Wild Weasels: Hunting Missile Sites

North Vietnam’s Soviet-supplied surface-to-air missile systems posed a serious threat to American strike aircraft. The response was the Wild Weasel program, which equipped specially modified planes with electronics that could detect and home in on the radar emissions from missile sites.

The program evolved through several aircraft. It started with four modified F-100F fighters (Wild Weasel I), but the F-100 was too slow to keep pace with the F-105 strike formations it was supposed to protect. By May 1966, the two-seat F-105F took over the role (Wild Weasel III), carrying its standard cannon and bombs along with the AGM-45 Shrike, a radar-homing missile that would follow an enemy radar beam back to its source. Later upgrades added the AGM-78 Standard, a longer-range anti-radiation missile that gave Weasel crews more standoff distance. As F-105 airframes wore out, the F-4C Phantom stepped in as Wild Weasel IV, though it initially lost the ability to fire the longer-range missile and relied solely on the shorter-range Shrike.

Wild Weasel crews flew some of the most dangerous missions of the war, deliberately drawing fire from missile sites to protect the main strike packages.

Forward Air Control: The Spotter Planes

Before fighters could hit a target, someone had to find it and mark it. That job fell to forward air controllers flying small, slow aircraft at low altitude over enemy territory. The O-1 Bird Dog, a single-engine propeller plane, handled much of this work early in the war. It was eventually supplemented by the O-2 Skymaster, a twin-engine Cessna modified for military use with heavier wing skins, a gunsight, and four under-wing pylons for smoke rockets, flares, and light weapons including minigun pods.

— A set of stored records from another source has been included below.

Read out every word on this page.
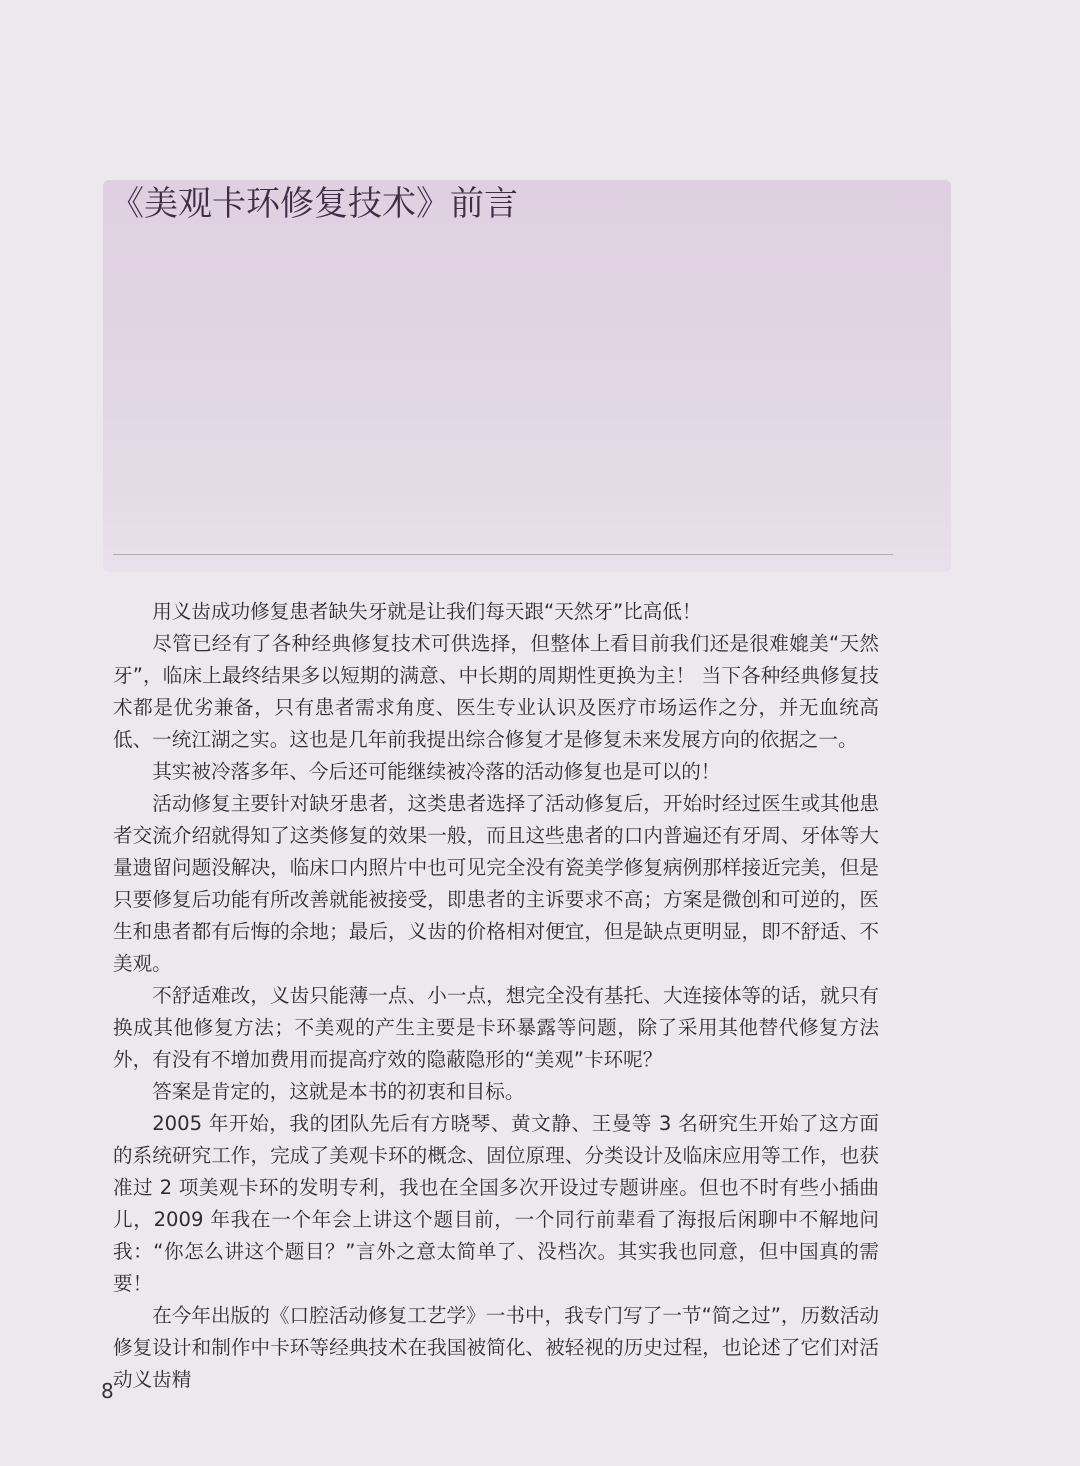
《美观卡环修复技术》前言

用义齿成功修复患者缺失牙就是让我们每天跟“天然牙”比高低！

尽管已经有了各种经典修复技术可供选择，但整体上看目前我们还是很难媲美“天然牙”，临床上最终结果多以短期的满意、中长期的周期性更换为主！ 当下各种经典修复技术都是优劣兼备，只有患者需求角度、医生专业认识及医疗市场运作之分，并无血统高低、一统江湖之实。这也是几年前我提出综合修复才是修复未来发展方向的依据之一。

其实被冷落多年、今后还可能继续被冷落的活动修复也是可以的！

活动修复主要针对缺牙患者，这类患者选择了活动修复后，开始时经过医生或其他患者交流介绍就得知了这类修复的效果一般，而且这些患者的口内普遍还有牙周、牙体等大量遗留问题没解决，临床口内照片中也可见完全没有瓷美学修复病例那样接近完美，但是只要修复后功能有所改善就能被接受，即患者的主诉要求不高；方案是微创和可逆的，医生和患者都有后悔的余地；最后，义齿的价格相对便宜，但是缺点更明显，即不舒适、不美观。

不舒适难改，义齿只能薄一点、小一点，想完全没有基托、大连接体等的话，就只有换成其他修复方法；不美观的产生主要是卡环暴露等问题，除了采用其他替代修复方法外，有没有不增加费用而提高疗效的隐蔽隐形的“美观”卡环呢？

答案是肯定的，这就是本书的初衷和目标。

2005 年开始，我的团队先后有方晓琴、黄文静、王曼等 3 名研究生开始了这方面的系统研究工作，完成了美观卡环的概念、固位原理、分类设计及临床应用等工作，也获准过 2 项美观卡环的发明专利，我也在全国多次开设过专题讲座。但也不时有些小插曲儿，2009 年我在一个年会上讲这个题目前，一个同行前辈看了海报后闲聊中不解地问我：“你怎么讲这个题目？”言外之意太简单了、没档次。其实我也同意，但中国真的需要！

在今年出版的《口腔活动修复工艺学》一书中，我专门写了一节“简之过”，历数活动修复设计和制作中卡环等经典技术在我国被简化、被轻视的历史过程，也论述了它们对活动义齿精

8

The typical method was simple but dangerous. The FAC pilot would locate enemy positions, fire white phosphorus rockets to mark the spot, then direct the inbound fighters onto the smoke. A gunsight was installed for aiming the marking rockets, and the aircraft’s position relative to the smoke showed the strike pilots exactly where to put their ordnance.

North Vietnamese Fighters

North Vietnam’s air force was small but effective, relying on Soviet and Chinese-built MiGs. The MiG-17, a subsonic Korean War-era design, was the backbone of the fleet in the early years. Despite being technologically outmatched on paper, the MiG-17’s tight turning radius made it dangerous in close-in dogfights against faster American jets that had been designed for missile combat, not maneuvering.

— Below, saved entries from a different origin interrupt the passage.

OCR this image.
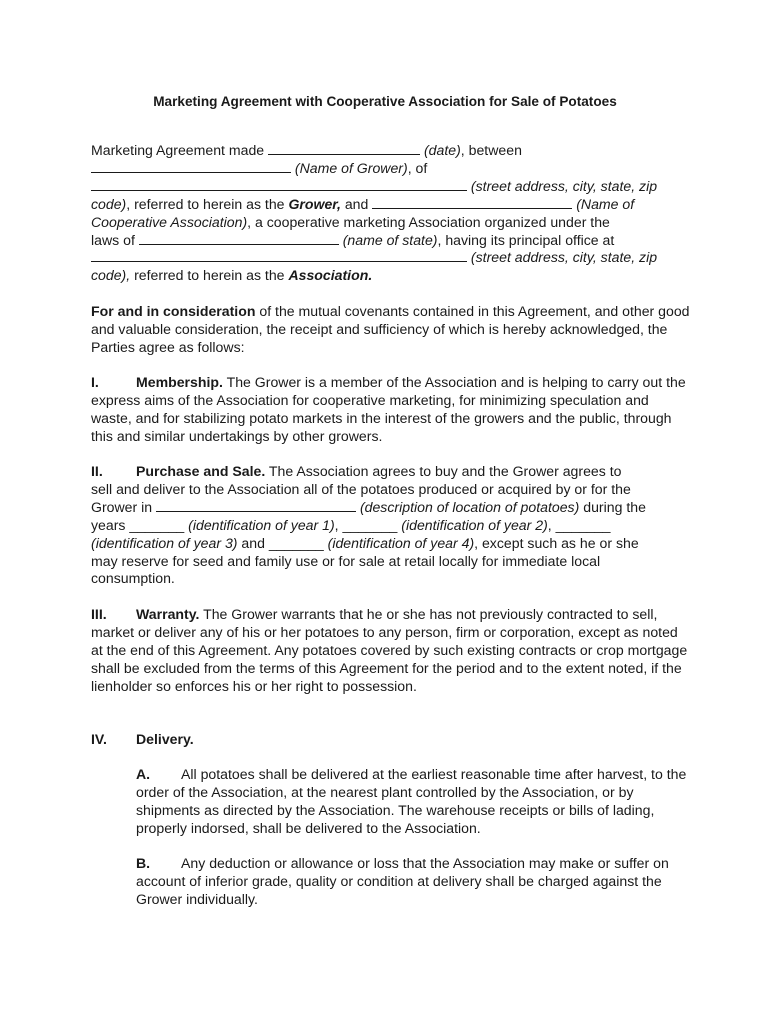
Marketing Agreement with Cooperative Association for Sale of Potatoes
Marketing Agreement made	(date), between
(Name of Grower), of
(street address, city, state, zip
code), referred to herein as the Grower, and	(Name of
Cooperative Association), a cooperative marketing Association organized under the
laws of	(name of state), having its principal office at
(street address, city, state, zip
code), referred to herein as the Association.
For and in consideration of the mutual covenants contained in this Agreement, and other good and valuable consideration, the receipt and sufficiency of which is hereby acknowledged, the Parties agree as follows:
I.	Membership. The Grower is a member of the Association and is helping to carry out the express aims of the Association for cooperative marketing, for minimizing speculation and waste, and for stabilizing potato markets in the interest of the growers and the public, through this and similar undertakings by other growers.
II. Purchase and Sale. The Association agrees to buy and the Grower agrees to
sell and deliver to the Association all of the potatoes produced or acquired by or for the
Grower in	(description of location of potatoes) during the
years _______ (identification of year 1), _______ (identification of year 2), _______
(identification of year 3) and _______ (identification of year 4), except such as he or she
may reserve for seed and family use or for sale at retail locally for immediate local
consumption.
III. Warranty. The Grower warrants that he or she has not previously contracted to sell, market or deliver any of his or her potatoes to any person, firm or corporation, except as noted at the end of this Agreement. Any potatoes covered by such existing contracts or crop mortgage shall be excluded from the terms of this Agreement for the period and to the extent noted, if the lienholder so enforces his or her right to possession.
IV. Delivery.
A. All potatoes shall be delivered at the earliest reasonable time after harvest, to the order of the Association, at the nearest plant controlled by the Association, or by shipments as directed by the Association. The warehouse receipts or bills of lading, properly indorsed, shall be delivered to the Association.
B. Any deduction or allowance or loss that the Association may make or suffer on account of inferior grade, quality or condition at delivery shall be charged against the Grower individually.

The MiG-21, a supersonic interceptor, arrived later and proved even more troublesome. Its speed allowed hit-and-run tactics, diving through American formations, firing, and disengaging before the heavier Phantoms could respond. U.S. pilots reported increasing encounters with MiGs as the air war intensified. North Vietnamese pilots used their smaller, more agile fighters to exploit the weaknesses in American tactics and training, forcing the changes that eventually produced programs like Top Gun.

Specialized Mission Aircraft

Several aircraft filled niche roles that shaped the war in less visible ways. The C-123 Provider, designated UC-123 when fitted with spray equipment, flew Operation Ranch Hand missions to defoliate jungle canopy with herbicides including Agent Orange. These low, slow flights over hostile territory were extremely hazardous.

The C-130 Hercules, beyond its gunship variant, served as the primary transport aircraft, hauling cargo and troops to airfields across South Vietnam. The A-1 Skyraider, a propeller-driven attack plane that looked like a World War II relic next to the jets, proved invaluable for close air support. It could carry a massive bomb load, loiter over a battlefield for hours, and absorb punishment that would have downed a jet. Skyraiders also flew search and rescue escort missions, suppressing enemy fire around downed pilots until helicopters could reach them.